Released: 11.10.09
Peak: #8
Public adversity doesn’t transform a minor artist into a pop genius any more than platinum sales do. But tragedy–be it death or disfigurement–can increase the resonance of solid craftsmanship as surely as stardom. “Russian Roulette,” a creepy little slo-mo melodrama on paper, curdled into a much starker confession when 2009’s most famous victim of domestic violence sang it.
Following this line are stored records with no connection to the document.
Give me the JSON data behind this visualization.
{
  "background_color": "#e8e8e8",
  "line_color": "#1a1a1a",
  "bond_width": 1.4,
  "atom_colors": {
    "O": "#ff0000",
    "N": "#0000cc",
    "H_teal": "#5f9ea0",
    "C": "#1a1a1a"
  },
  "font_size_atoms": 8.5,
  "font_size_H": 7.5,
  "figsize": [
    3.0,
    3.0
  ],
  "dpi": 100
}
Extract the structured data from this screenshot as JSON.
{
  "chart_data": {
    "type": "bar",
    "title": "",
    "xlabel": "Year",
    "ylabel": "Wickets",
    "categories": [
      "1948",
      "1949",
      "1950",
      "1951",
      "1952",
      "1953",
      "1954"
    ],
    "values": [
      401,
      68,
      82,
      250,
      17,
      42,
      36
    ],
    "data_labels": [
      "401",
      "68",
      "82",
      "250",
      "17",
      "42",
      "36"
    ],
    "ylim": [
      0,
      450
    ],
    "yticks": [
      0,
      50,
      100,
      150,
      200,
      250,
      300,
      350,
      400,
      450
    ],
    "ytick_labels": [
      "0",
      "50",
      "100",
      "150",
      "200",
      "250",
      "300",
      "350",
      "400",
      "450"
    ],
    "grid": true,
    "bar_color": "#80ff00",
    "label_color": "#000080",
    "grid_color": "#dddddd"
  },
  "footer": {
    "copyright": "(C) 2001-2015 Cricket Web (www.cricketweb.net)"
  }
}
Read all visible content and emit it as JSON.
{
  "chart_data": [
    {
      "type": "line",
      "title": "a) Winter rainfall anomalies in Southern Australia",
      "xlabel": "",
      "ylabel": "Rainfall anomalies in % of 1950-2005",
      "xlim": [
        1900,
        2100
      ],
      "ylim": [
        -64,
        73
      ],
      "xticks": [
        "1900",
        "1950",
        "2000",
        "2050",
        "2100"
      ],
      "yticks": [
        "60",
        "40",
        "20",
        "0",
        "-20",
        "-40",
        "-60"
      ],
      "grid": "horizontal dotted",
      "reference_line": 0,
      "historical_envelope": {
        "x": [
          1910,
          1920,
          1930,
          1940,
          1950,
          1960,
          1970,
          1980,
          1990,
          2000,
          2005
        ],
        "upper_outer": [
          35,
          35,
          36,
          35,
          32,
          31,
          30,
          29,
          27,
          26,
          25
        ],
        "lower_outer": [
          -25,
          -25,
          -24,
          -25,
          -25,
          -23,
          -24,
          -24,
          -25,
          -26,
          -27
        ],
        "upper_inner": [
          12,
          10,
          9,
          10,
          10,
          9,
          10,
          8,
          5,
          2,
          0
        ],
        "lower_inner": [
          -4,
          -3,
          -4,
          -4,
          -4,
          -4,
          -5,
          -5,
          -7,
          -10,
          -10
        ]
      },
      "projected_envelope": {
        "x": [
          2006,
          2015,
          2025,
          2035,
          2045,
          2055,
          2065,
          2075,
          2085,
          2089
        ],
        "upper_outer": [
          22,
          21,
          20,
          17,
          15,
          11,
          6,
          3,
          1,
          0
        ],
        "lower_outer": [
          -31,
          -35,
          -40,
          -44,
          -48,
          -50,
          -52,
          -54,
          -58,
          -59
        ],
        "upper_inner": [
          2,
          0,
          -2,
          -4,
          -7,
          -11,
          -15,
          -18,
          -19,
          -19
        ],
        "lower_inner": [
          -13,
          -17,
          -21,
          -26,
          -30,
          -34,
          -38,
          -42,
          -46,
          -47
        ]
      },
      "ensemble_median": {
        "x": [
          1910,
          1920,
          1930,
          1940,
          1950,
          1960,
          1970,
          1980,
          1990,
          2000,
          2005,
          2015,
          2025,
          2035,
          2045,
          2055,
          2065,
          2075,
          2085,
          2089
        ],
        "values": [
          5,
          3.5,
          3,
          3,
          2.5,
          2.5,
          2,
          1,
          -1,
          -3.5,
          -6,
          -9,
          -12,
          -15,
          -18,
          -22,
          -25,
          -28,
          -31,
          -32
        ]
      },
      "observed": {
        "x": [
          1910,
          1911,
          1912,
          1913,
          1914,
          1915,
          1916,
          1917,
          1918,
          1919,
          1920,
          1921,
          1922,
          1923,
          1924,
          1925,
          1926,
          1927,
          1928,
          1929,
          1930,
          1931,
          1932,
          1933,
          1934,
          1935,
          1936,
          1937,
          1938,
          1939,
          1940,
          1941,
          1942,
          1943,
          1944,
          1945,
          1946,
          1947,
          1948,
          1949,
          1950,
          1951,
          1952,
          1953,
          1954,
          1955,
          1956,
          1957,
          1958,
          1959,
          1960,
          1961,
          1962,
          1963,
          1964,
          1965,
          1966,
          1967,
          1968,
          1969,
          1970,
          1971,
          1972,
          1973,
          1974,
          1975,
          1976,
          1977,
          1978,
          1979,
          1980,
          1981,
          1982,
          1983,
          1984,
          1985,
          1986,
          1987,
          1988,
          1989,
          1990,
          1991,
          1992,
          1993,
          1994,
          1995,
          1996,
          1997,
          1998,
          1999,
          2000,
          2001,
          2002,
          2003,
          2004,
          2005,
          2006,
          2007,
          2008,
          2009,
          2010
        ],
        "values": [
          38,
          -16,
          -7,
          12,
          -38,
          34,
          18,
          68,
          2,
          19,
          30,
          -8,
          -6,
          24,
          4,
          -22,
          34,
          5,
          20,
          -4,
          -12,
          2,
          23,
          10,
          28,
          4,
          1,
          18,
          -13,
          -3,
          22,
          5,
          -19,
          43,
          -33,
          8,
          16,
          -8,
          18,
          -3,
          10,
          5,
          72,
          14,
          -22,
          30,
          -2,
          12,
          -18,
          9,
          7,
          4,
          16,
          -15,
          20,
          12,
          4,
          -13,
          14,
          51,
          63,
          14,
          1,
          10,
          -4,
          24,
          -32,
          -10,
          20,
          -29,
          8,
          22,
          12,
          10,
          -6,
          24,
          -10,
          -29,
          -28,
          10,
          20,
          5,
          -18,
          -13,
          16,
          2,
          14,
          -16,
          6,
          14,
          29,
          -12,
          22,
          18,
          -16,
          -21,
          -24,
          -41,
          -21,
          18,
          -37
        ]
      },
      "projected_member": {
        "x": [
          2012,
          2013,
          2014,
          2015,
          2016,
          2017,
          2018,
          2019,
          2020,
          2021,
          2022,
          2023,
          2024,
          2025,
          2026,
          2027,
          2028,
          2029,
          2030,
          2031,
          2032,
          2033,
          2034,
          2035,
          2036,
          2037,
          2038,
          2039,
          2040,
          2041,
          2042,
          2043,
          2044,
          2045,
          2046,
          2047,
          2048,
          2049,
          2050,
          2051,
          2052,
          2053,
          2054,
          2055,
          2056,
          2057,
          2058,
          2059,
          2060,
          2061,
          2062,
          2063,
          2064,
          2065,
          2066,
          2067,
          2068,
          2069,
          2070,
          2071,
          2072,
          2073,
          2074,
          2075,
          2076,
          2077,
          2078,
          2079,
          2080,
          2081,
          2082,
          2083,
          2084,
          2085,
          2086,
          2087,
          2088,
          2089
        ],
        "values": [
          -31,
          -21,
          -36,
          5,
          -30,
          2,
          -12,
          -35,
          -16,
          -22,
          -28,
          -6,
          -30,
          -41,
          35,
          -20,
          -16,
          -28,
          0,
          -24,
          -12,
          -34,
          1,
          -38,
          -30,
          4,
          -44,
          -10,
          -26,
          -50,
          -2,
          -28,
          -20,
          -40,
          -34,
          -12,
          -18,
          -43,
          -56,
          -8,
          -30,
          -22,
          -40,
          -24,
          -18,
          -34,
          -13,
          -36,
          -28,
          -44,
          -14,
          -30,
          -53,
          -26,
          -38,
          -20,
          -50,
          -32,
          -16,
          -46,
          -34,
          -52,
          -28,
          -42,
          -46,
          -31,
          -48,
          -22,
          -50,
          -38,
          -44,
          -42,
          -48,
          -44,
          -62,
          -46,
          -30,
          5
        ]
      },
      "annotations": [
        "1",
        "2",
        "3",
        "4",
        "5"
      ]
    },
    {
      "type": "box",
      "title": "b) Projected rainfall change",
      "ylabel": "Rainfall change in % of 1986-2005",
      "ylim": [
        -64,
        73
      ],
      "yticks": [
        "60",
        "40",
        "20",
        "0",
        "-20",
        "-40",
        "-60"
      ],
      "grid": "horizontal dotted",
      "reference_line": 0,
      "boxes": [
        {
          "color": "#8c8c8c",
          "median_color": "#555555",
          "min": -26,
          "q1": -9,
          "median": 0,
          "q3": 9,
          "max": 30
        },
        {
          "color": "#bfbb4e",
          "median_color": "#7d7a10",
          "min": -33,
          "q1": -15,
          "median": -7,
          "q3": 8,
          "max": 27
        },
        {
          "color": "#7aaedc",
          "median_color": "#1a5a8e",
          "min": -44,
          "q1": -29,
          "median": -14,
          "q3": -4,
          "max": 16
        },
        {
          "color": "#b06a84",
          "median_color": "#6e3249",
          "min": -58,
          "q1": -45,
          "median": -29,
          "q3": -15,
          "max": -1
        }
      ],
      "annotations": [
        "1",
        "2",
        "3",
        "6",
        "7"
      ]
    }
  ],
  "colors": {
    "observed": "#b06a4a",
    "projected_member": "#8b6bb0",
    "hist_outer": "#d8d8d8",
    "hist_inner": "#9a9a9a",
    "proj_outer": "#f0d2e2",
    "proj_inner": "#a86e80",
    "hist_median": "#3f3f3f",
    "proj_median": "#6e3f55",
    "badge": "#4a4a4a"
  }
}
And on “Hard,” that ballad’s invulnerable mirror image, Rihanna sounded sexier, more self-possessed, more above-it-all than ever before — partly because we’d witnessed the “all” she’d risen so unfuckwithably above.
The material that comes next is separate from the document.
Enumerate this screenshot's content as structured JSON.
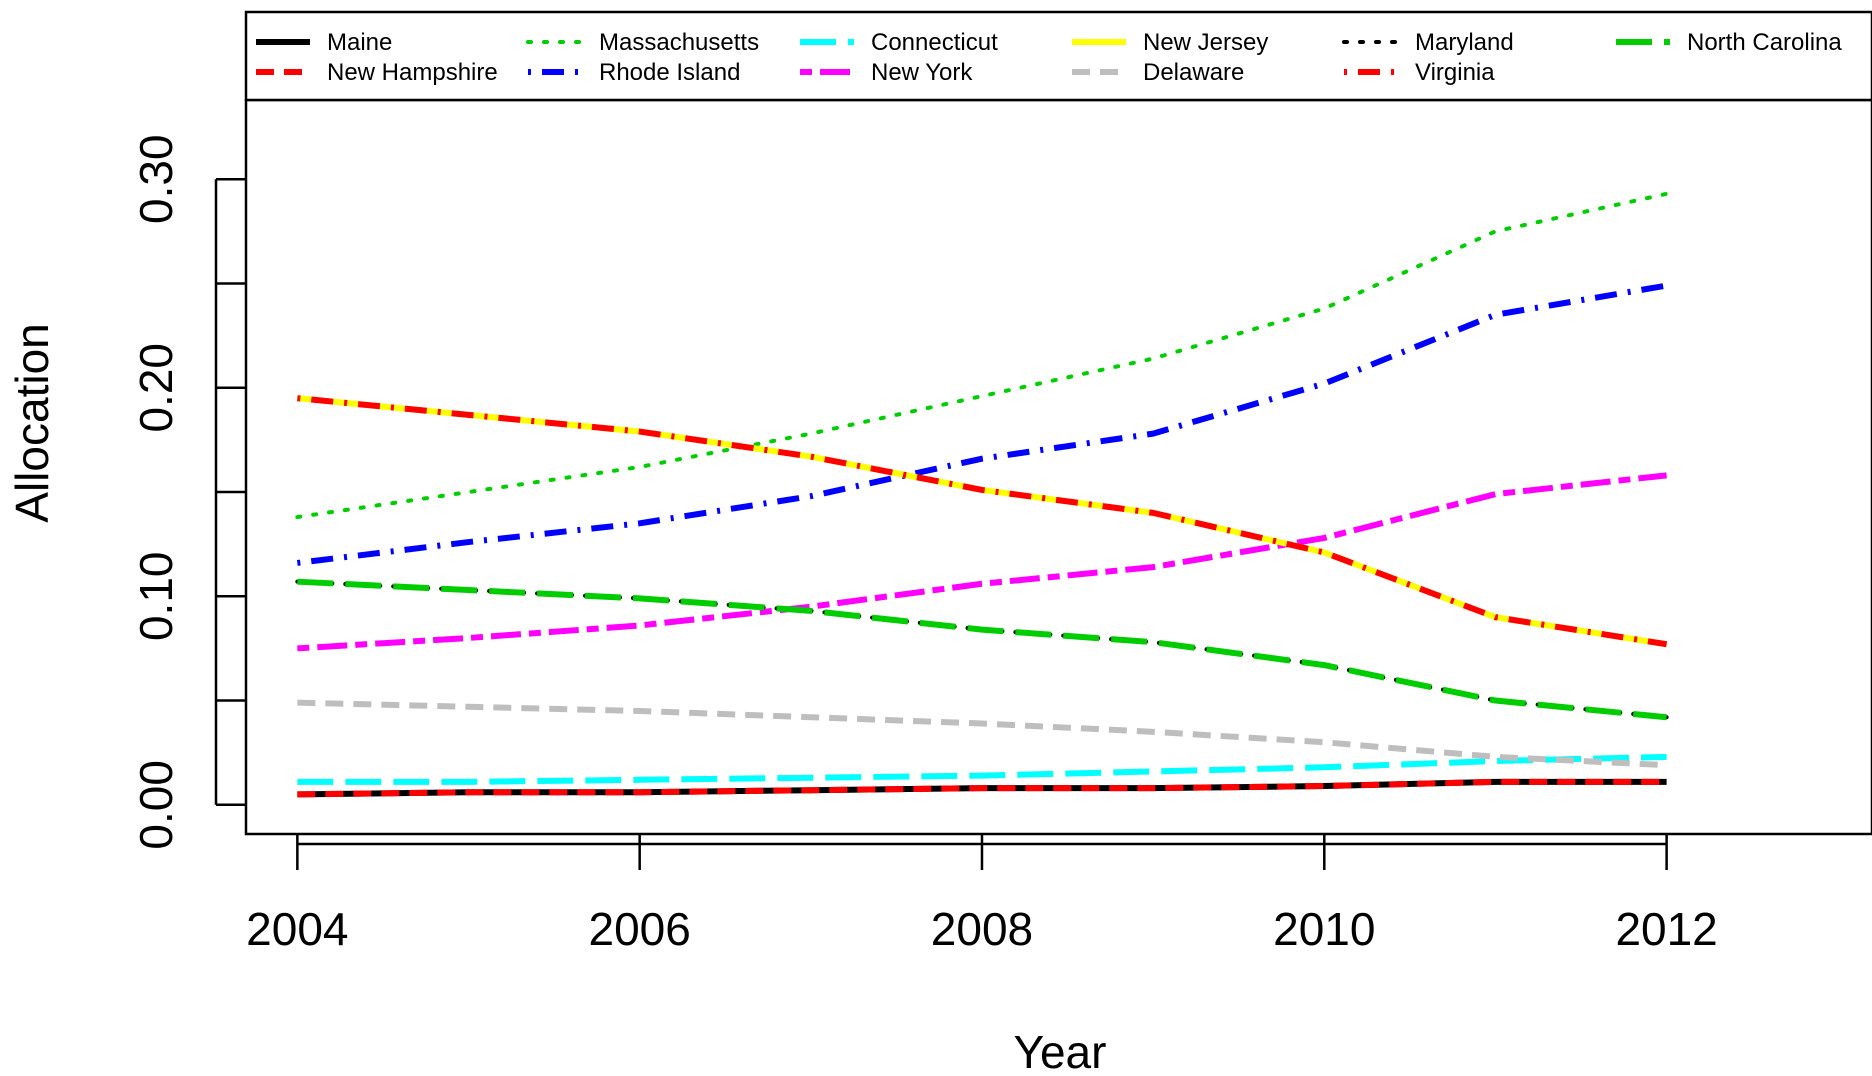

As tough-chick R&B pop goes, “Hard” handily laps the “Black Cat”-on-its-ninth-life insta-rock posturing Ri had relied on for “Shut Up and Drive.” At its cold core is a great Nash/Stewart production: a dead piano plink, an ominous synth swell rising from the deep, and a whip-crack beat disciplining the distant clatter of a trash can full of cymbals rolling down a hill. But this mastery never upstages the star, who rides the rhythm and fills its gaps with articulate cockiness–“Brilliant/ Resilient/ Fan mail from 27 million.” scans emotionally and metrically as pure hip-hop, while the brilliantly absurd gauntlet toss “Where dem bloggers at?” smartly leaves names unnamed. And that occasional catch in her voice reminds us that hardness is a mode of transcendence not chosen but thrust upon her.
After Rated R, Rihanna retreated on two fronts. She channeled her impulse for self-assertion into the huge, bland anthems “Only Girl in the World” (which radio made virtually true) and “What’s My Name?” (amnesia victim incessantly begs her nana to reveal her identity). And with “S&M,” her marketing of rough sex as fantasy seemed less brave and defiant than utterly, depressingly confused. In the three or so years since “Hard,” Ri has had her moments for sure. But ubiquity has not always become her.